Он завел тетрадь, в которую записывал подробные сведения о Бухарин. Записывал узбекские и таджикские слова, удивившие его обычаи. Много было для него любопытного. Вот, например, хлопчатая бумага. Привозят ее бухарские купцы в Россию, а как она делается, никто на Руси еще не знает. Надо об этом рассказать:
«Зерна, размоча, смешав с золою, сеют на песчаных местах, где вырастают тонкие ветви с листьями, вышиною более аршина, на них же яблоки зеленые, кои, когда поспеют, сделаются серые и будут с большой грецкий орех, сверху расколются на четыре части, и в середине означится бумага, потом ту бумагу выбирают и зерна от нее отделяют, а ветви травят на печение хлеба…»
Ефремов записывал все это по-русски, чтобы, не дай бог, не забыть родного языка.

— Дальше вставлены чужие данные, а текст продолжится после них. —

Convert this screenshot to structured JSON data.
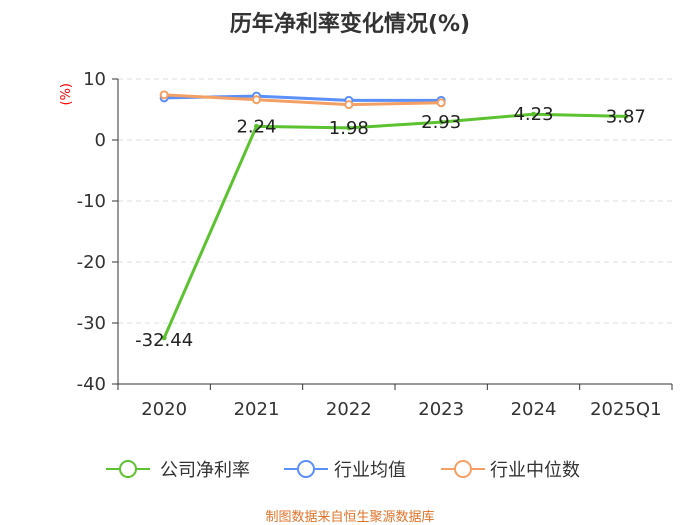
{
  "chart_data": {
    "type": "line",
    "title": "历年净利率变化情况(%)",
    "ylabel": "(%)",
    "xlabel": "",
    "categories": [
      "2020",
      "2021",
      "2022",
      "2023",
      "2024",
      "2025Q1"
    ],
    "ylim": [
      -40,
      10
    ],
    "yticks": [
      10,
      0,
      -10,
      -20,
      -30,
      -40
    ],
    "grid": true,
    "legend_position": "bottom",
    "series": [
      {
        "name": "公司净利率",
        "color": "#5cc230",
        "values": [
          -32.44,
          2.24,
          1.98,
          2.93,
          4.23,
          3.87
        ],
        "labels": [
          "-32.44",
          "2.24",
          "1.98",
          "2.93",
          "4.23",
          "3.87"
        ]
      },
      {
        "name": "行业均值",
        "color": "#5b8ff9",
        "values": [
          6.9,
          7.2,
          6.5,
          6.5,
          null,
          null
        ]
      },
      {
        "name": "行业中位数",
        "color": "#f4a064",
        "values": [
          7.4,
          6.6,
          5.8,
          6.1,
          null,
          null
        ]
      }
    ]
  },
  "source": "制图数据来自恒生聚源数据库"
}
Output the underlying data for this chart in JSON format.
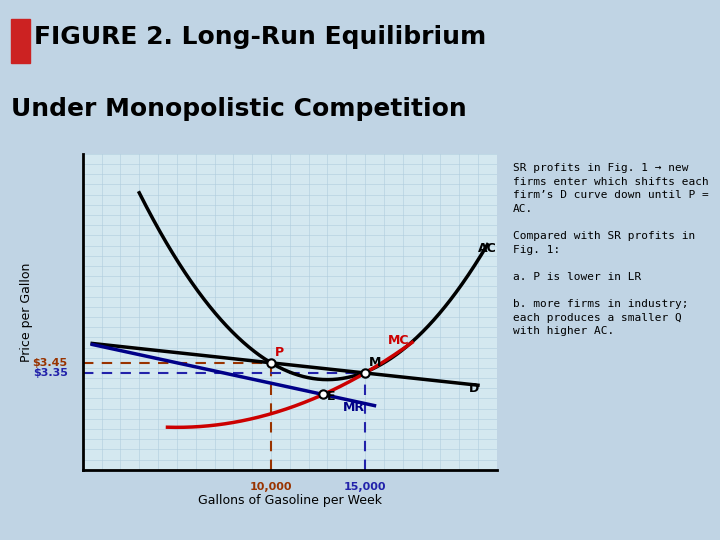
{
  "title_line1": "FIGURE 2. Long-Run Equilibrium",
  "title_line2": "Under Monopolistic Competition",
  "title_bg": "#ffffdd",
  "title_border": "#aaaaaa",
  "chart_bg": "#d4e8f0",
  "grid_color": "#b0ccdd",
  "outer_bg": "#c0d4e4",
  "xlabel": "Gallons of Gasoline per Week",
  "ylabel": "Price per Gallon",
  "annotation_bg": "#c8d0e8",
  "red_color": "#cc0000",
  "blue_color": "#000088",
  "black_color": "#000000",
  "dashed_red": "#993300",
  "dashed_blue": "#2222aa",
  "x_min": 0,
  "x_max": 22000,
  "y_min": 2.4,
  "y_max": 5.5,
  "q_P": 10000,
  "p_P": 3.45,
  "q_M": 15000,
  "p_M": 3.35
}
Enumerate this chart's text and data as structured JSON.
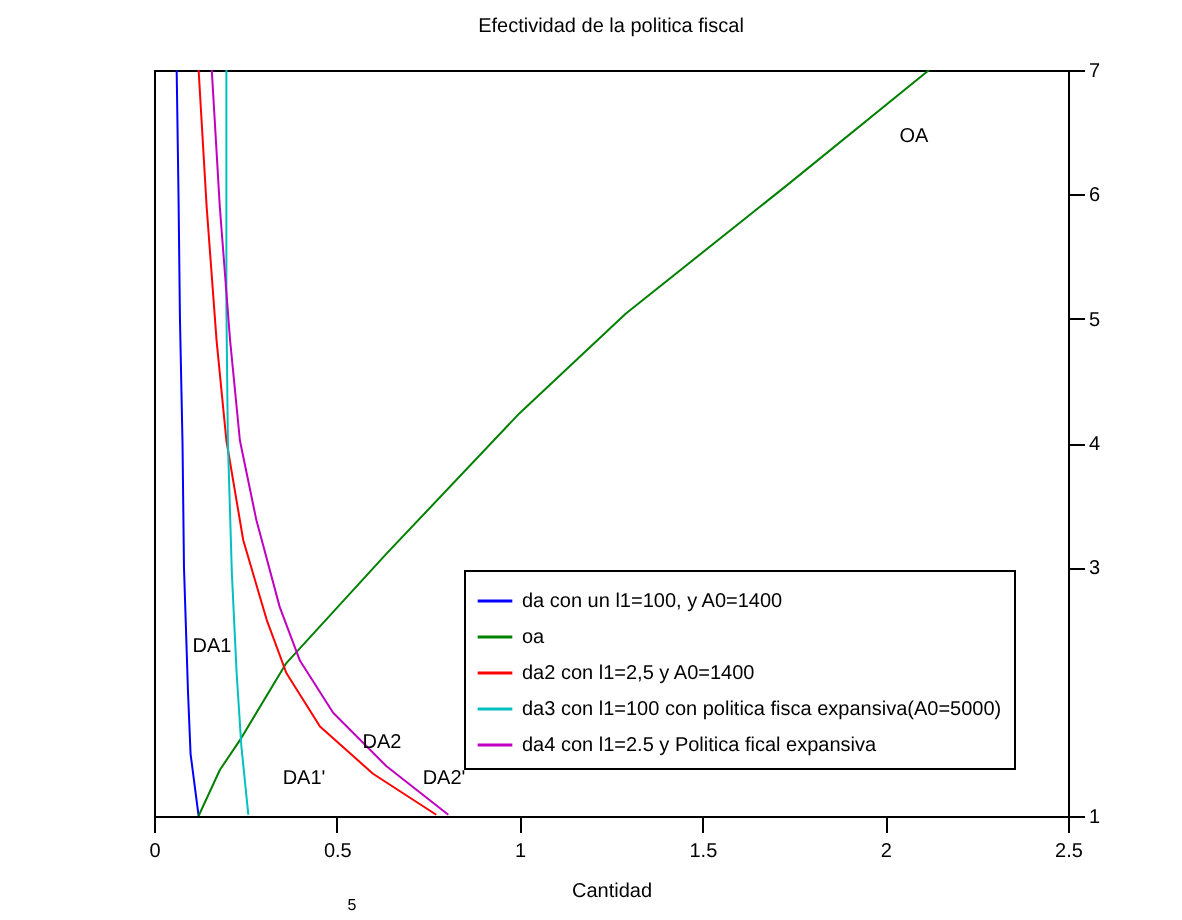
{
  "chart_data": {
    "type": "line",
    "title": "Efectividad de la politica fiscal",
    "xlabel": "Cantidad",
    "xlim": [
      0,
      2.5
    ],
    "xticks": [
      0,
      0.5,
      1,
      1.5,
      2,
      2.5
    ],
    "ylim": [
      1,
      7
    ],
    "yticks": [
      1,
      3,
      4,
      5,
      6,
      7
    ],
    "grid": false,
    "legend": "bottom right",
    "marker": "none",
    "line_style": "solid",
    "series": [
      {
        "name": "da con un l1=100, y A0=1400",
        "color": "#0000ff",
        "x": [
          0.062,
          0.067,
          0.071,
          0.078,
          0.082,
          0.093,
          0.1,
          0.122
        ],
        "values": [
          7,
          6,
          5,
          4,
          3,
          2,
          1.5,
          1
        ]
      },
      {
        "name": "oa",
        "color": "#008000",
        "x": [
          0.122,
          0.18,
          0.235,
          0.362,
          0.636,
          1.0,
          1.29,
          1.73,
          2.12
        ],
        "values": [
          1,
          1.37,
          1.61,
          2.23,
          3.11,
          4.24,
          5.04,
          6.07,
          7
        ]
      },
      {
        "name": "da2 con l1=2,5 y A0=1400",
        "color": "#ff0000",
        "x": [
          0.122,
          0.144,
          0.171,
          0.198,
          0.244,
          0.308,
          0.362,
          0.454,
          0.599,
          0.772
        ],
        "values": [
          7,
          5.9,
          4.83,
          4.02,
          3.22,
          2.58,
          2.15,
          1.72,
          1.34,
          1.01
        ]
      },
      {
        "name": "da3 con l1=100 con politica fisca expansiva(A0=5000)",
        "color": "#00c0c0",
        "x": [
          0.198,
          0.198,
          0.202,
          0.213,
          0.226,
          0.239,
          0.258
        ],
        "values": [
          7,
          5.1,
          4.02,
          2.95,
          2.15,
          1.56,
          1.01
        ]
      },
      {
        "name": "da4 con l1=2.5 y Politica fical expansiva",
        "color": "#c000c0",
        "x": [
          0.158,
          0.18,
          0.208,
          0.235,
          0.28,
          0.344,
          0.399,
          0.49,
          0.636,
          0.805
        ],
        "values": [
          7,
          5.9,
          4.83,
          4.02,
          3.38,
          2.68,
          2.25,
          1.83,
          1.4,
          1.01
        ]
      }
    ],
    "annotations": [
      "DA1",
      "DA1'",
      "DA2",
      "DA2'",
      "OA",
      "5"
    ]
  }
}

Записи эти как-то ощутимо связывали сержанта с далекой родиной. Он представлял, как земляки будут с любопытством читать эти вести о незнаемых странах. Степан Родионов подсмеивался над Ефремовым:
– Ну, опять пошел бумагу марать. Пойдем лучше на базар. Я такого аргамака присмотрел, не конь - огонь!
А старый Егор, наоборот, заставлял читать ему все и напоминал:
– Ты вот про погоду не забудь. Напиши, что снег здесь в редкость.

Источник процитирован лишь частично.